Cinquième version le 10 avril, adoptée par le Conseil de l'Éducation 4 : le latin et le grec comme disciplines à part entière sont absents des grilles horaires, noyés sous l'appellation 'Langues et cultures de l'Antiquité' dans un EPI qui n'est pas obligatoire, et toute mention d'un 'enseignement de complément' a disparu.
Enfin, dernière information sèche (bientôt 'rumeur' humide, sans doute : comment savoir ?) le 13 avril, validant l'analyse négative des professeurs : alors que 'les contenus des enseignements complémentaires sont établis en fonction des programmes définis pour chaque discipline d’enseignement 5', les projets de programmes qui viennent d’être dévoilés ne prévoient aucun programme pour l’enseignement du latin ou du grec, contrairement aux assurances données à nos associations en audience au ministère le 31 mars dernier. Un regard sec n'y trouve que des poussières, qui existent déjà dans les programmes de français actuels. Le latin et le grec sont réduits à 'l’étymologie'. Les 'programmes' d’EPI quant à eux tiennent sur une page et n’indiquent rien de précis. Un député parlait récemment de 'gloubiboulga', ce qui semble se confirmer.
La Ministre tue le latin et le grec comme langues, et comme cultures liées à la découverte des textes.
Comment en effet croire une minute ses propos : 'le latin et le grec ne disparaissent pas du collège, au contraire ils sont renforcés' ? Dès le début, les options ont été sacrifiées par la Ministre. Il ne s'agissait même pas de garder un simulacre d'option car les cours de latin et de grec devaient exister au travers des seuls EPI. La colère des enseignants a entraîné la parution précipitée, dans la deuxième version des grilles, des 'enseignements de complément' mais rien n'assure leur financement. Le ministère brouille volontairement les pistes mais finit par montrer involontairement, à force d'explications confuses que la Ministre elle-même maîtrise mal, que les enseignements de complément n'ont que peu de chances d'exister, d'autant plus qu'ils ne sont même pas présentés dans la dernière fiche horaire diffusée sur le site du ministère. Comment réussir une réforme ambitieuse en supprimant impunément des disciplines, le latin et le grec, qui ont tout à offrir aux élèves : meilleure maîtrise de la langue, connaissance du passé qui rayonne sur la littérature, l’histoire, les idées... ? Comment par ailleurs le ministère peut-il prétendre avoir 'fait du renforcement du français un fondamental' quand on sait que les futurs élèves de 6e et 3e auront une demi-heure d’étude de ce 'fondamental' en moins dans le projet, par rapport à ses horaires actuels ?

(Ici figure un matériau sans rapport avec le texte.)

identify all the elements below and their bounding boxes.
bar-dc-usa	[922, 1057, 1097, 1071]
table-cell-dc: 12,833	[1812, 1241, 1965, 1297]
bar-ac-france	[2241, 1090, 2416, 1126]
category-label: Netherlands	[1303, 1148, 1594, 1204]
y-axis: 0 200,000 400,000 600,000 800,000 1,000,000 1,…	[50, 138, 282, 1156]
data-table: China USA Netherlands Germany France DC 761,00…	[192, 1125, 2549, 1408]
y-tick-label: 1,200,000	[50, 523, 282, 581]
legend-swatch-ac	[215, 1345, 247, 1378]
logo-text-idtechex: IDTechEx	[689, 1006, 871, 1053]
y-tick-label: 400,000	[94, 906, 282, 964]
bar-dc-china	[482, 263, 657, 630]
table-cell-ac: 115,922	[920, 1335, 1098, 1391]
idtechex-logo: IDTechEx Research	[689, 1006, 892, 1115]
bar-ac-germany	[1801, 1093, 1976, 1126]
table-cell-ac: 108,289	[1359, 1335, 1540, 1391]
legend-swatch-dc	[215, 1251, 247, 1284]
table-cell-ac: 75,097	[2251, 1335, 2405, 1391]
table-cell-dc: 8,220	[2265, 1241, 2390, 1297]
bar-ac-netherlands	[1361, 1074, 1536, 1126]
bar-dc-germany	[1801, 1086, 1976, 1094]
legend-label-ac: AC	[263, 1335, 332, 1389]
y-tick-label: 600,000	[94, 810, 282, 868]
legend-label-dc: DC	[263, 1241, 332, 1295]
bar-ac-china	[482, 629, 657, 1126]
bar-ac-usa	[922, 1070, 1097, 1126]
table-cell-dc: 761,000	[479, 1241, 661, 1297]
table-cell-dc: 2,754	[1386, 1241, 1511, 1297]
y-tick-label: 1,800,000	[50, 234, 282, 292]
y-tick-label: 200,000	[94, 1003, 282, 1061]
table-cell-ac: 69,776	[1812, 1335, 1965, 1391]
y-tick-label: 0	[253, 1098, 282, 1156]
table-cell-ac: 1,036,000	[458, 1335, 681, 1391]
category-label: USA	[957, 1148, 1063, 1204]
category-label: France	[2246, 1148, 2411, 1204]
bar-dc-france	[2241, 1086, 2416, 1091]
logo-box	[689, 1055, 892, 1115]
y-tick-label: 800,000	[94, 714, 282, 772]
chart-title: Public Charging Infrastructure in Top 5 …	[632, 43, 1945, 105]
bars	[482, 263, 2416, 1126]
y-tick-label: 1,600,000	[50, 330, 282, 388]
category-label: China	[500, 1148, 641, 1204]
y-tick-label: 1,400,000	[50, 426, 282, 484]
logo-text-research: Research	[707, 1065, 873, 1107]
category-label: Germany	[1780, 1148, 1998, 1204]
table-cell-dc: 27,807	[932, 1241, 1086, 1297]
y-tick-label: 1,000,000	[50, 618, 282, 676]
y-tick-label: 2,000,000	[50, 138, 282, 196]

Les parents d’élèves doivent savoir maintenant ce qui attend leurs enfants.
Nous (APFLA-CPL, APL, APLAES, CNARELA, SEL, SLL) réclamons un véritable enseignement du français, sans lequel les autres disciplines ne peuvent faire comprendre et transmettre leurs contenus, nous voulons que les élèves puissent avoir un accès réel, avec des horaires fléchés, à des enseignements égalitaires de latin et de grec, définis par des programmes, au sein desquels l’étude de la langue ancienne et de ses textes apportera un regard plus riche sur les langues et les cultures françaises et européennes.